Soil Type – Satsuma Naartjie needs well-draining, healthy, sandy soil with a neutral pH. If your soil’s drainage isn’t optimal, plant your tree on a bit of a mound so the soil doesn’t become waterlogged.

Mulch – This tree thrives with a layer of mulch to protect its roots from drying out. Organic mulches – like pine needles, leaves and bark chips – work very well.

Watering – Your tree needs to be well watered for the best fruits. In summer and spring, increase your watering so that the tree doesn’t dry out in the heat.

Fertilising – To get the most out of your naartjie tree, feed it with fertiliser in spring and summer. If the leaves start to yellow, your plant may not have enough magnesium. Apply a little Epsom salts to the tree’s drip line (where the leaves extend their reach).

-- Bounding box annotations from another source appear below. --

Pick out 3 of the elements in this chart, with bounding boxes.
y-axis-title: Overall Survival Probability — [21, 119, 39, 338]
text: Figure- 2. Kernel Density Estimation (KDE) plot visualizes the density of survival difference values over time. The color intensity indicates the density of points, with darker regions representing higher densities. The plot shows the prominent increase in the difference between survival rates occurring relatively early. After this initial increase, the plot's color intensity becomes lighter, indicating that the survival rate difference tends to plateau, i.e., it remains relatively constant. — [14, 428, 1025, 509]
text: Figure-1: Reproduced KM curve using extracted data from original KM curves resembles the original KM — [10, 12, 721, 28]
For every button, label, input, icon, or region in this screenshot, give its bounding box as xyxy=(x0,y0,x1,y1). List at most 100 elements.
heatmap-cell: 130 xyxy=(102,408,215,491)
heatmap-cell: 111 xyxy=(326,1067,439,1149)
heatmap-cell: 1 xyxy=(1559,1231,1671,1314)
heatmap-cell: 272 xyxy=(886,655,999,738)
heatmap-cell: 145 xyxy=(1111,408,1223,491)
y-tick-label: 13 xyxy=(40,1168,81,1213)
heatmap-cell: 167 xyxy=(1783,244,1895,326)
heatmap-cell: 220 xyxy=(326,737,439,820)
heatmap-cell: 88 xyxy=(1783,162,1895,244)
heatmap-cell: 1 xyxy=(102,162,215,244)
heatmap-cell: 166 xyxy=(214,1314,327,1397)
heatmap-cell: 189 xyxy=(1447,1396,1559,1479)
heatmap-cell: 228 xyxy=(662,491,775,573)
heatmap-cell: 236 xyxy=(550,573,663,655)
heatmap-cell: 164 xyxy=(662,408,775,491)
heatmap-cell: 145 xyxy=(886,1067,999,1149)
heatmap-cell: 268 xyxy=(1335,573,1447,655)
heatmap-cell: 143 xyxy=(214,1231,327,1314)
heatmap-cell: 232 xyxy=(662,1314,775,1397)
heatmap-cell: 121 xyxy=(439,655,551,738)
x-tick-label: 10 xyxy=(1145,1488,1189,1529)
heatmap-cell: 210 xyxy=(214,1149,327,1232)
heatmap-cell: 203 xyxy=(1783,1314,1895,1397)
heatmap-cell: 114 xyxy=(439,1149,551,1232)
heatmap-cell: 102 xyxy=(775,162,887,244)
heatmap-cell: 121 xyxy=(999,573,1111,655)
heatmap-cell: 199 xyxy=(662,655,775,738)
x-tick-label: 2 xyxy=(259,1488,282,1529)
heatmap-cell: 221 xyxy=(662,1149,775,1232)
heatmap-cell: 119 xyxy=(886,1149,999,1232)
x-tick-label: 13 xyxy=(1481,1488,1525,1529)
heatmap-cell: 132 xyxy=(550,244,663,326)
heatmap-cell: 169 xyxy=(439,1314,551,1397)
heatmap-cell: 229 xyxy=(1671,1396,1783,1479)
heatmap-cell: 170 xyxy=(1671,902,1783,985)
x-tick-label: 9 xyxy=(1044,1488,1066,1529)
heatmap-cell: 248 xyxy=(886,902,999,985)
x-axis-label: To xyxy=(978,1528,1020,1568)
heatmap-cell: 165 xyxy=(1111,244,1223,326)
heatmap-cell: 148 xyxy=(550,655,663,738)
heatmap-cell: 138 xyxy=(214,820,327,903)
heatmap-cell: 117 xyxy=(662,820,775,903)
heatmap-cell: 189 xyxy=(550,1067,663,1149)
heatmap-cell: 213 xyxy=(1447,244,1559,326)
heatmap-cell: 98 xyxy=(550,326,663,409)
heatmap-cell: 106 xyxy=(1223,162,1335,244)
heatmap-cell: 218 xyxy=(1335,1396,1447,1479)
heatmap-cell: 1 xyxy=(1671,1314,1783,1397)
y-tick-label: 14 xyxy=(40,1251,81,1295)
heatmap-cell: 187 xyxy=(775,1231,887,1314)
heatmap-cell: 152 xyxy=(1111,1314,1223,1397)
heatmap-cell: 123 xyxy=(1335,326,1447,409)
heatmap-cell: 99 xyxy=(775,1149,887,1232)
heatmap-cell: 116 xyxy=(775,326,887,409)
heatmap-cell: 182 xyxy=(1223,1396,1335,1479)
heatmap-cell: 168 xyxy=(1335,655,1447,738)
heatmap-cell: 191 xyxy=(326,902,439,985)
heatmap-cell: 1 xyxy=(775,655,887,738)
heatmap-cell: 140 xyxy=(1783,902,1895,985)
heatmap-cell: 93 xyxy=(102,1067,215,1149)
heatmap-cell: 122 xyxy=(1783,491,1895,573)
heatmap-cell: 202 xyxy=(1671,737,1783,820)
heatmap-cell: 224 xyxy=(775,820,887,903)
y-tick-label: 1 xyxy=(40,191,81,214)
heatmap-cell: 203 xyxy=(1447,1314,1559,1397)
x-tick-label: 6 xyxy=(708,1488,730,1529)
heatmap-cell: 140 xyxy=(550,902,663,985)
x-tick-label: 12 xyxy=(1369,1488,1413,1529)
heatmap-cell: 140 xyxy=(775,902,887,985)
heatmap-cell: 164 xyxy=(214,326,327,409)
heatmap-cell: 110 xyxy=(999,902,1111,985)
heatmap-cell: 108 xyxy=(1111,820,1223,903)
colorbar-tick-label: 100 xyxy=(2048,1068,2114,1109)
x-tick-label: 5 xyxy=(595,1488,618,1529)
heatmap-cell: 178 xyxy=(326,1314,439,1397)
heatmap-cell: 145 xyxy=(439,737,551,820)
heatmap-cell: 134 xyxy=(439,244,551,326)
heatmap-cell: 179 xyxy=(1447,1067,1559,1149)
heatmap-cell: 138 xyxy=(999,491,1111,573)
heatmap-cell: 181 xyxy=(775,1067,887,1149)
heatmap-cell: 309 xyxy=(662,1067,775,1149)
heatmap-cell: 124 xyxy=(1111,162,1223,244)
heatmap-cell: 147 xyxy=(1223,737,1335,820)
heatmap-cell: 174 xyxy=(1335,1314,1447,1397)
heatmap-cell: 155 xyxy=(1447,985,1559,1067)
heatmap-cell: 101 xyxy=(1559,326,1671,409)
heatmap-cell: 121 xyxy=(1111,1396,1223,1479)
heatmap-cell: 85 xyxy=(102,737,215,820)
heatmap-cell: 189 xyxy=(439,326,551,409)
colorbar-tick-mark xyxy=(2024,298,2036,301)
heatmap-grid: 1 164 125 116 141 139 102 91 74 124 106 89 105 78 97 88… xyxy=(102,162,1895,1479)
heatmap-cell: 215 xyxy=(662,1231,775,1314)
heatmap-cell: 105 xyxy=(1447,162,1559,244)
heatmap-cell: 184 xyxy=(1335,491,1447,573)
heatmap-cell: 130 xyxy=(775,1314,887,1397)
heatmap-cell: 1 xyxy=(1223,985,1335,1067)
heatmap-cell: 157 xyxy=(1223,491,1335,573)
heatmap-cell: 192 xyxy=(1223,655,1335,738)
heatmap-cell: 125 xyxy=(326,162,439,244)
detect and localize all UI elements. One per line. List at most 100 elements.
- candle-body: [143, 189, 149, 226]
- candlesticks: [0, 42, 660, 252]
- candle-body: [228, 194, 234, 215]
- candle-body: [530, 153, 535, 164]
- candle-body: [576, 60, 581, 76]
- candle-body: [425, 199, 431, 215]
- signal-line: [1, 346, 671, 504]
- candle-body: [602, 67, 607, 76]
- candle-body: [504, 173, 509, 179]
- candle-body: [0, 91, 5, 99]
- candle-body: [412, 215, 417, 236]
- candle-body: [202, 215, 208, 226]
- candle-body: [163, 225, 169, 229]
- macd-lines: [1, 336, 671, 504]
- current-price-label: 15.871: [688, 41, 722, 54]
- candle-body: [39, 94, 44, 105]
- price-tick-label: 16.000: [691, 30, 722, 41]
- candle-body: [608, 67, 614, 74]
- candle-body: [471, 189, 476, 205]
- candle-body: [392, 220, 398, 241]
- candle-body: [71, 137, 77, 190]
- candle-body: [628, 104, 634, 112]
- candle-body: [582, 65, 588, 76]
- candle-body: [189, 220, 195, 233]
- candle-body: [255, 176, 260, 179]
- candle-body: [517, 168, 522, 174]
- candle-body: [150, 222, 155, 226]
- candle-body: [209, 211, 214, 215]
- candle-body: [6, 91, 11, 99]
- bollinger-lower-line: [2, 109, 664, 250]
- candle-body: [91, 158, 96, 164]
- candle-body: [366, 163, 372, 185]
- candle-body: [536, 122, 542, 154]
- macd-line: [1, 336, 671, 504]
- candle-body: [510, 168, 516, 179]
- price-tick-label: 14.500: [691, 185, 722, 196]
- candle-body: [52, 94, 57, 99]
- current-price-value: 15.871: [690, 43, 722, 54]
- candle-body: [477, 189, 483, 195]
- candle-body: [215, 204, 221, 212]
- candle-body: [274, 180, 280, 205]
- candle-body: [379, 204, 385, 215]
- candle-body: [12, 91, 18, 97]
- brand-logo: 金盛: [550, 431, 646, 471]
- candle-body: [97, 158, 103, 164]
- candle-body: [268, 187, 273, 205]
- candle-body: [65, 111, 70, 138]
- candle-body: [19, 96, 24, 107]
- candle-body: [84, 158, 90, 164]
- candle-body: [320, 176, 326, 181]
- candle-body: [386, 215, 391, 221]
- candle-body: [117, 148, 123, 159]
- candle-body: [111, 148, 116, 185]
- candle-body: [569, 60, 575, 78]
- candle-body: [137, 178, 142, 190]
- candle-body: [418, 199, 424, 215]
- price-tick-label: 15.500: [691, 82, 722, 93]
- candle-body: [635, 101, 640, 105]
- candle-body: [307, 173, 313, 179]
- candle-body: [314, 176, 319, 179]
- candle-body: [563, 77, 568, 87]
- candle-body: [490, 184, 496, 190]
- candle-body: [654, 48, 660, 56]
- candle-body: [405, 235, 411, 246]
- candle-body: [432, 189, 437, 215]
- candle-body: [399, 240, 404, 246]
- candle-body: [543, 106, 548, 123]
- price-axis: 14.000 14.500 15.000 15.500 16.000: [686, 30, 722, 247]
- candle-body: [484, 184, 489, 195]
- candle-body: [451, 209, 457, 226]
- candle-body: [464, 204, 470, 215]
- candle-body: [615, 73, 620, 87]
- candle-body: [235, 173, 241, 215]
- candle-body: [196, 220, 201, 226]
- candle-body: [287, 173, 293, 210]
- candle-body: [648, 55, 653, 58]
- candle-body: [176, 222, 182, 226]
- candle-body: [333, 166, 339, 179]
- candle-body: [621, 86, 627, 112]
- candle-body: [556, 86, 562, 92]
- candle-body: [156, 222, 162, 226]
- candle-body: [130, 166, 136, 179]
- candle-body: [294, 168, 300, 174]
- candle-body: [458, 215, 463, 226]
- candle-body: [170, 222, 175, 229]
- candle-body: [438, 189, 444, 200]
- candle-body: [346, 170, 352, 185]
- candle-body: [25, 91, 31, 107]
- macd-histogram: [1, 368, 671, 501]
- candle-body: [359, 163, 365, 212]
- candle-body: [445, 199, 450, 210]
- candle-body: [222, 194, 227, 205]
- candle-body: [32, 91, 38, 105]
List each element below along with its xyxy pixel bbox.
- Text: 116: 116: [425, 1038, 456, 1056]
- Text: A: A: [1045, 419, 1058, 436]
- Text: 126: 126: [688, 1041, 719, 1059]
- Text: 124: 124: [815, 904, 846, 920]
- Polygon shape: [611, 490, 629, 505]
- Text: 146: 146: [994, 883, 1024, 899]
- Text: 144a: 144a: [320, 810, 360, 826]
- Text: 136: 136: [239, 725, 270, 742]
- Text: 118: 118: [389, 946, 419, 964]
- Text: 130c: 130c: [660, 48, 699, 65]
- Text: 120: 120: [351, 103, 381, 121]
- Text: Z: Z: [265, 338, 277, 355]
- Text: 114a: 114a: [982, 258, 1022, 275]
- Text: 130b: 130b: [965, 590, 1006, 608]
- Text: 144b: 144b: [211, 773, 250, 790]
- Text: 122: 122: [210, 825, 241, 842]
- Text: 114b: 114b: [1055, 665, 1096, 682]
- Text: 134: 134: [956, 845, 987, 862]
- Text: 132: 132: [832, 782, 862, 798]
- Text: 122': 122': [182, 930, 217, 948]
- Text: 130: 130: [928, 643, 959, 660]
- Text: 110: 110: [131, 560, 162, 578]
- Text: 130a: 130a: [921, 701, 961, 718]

We use Osmocote on all our fruit trees, especially citrus, the berry fertiliser on our website.

Pruning – You may decide to prune your tree if you need to keep its spread under control, prefer a particular shape, or have diseased or dead branches that are sapping it of its vital energy. It’s also important not to cut it unnecessarily, especially while young.

Harvesting – Pick your naartjies when they have turned from green to a beautiful orange colour. Clip or twist them carefully from the tree. If they’re ripe and you know rains are coming, try to take them off before the rains, which can cause the fruits to spoil.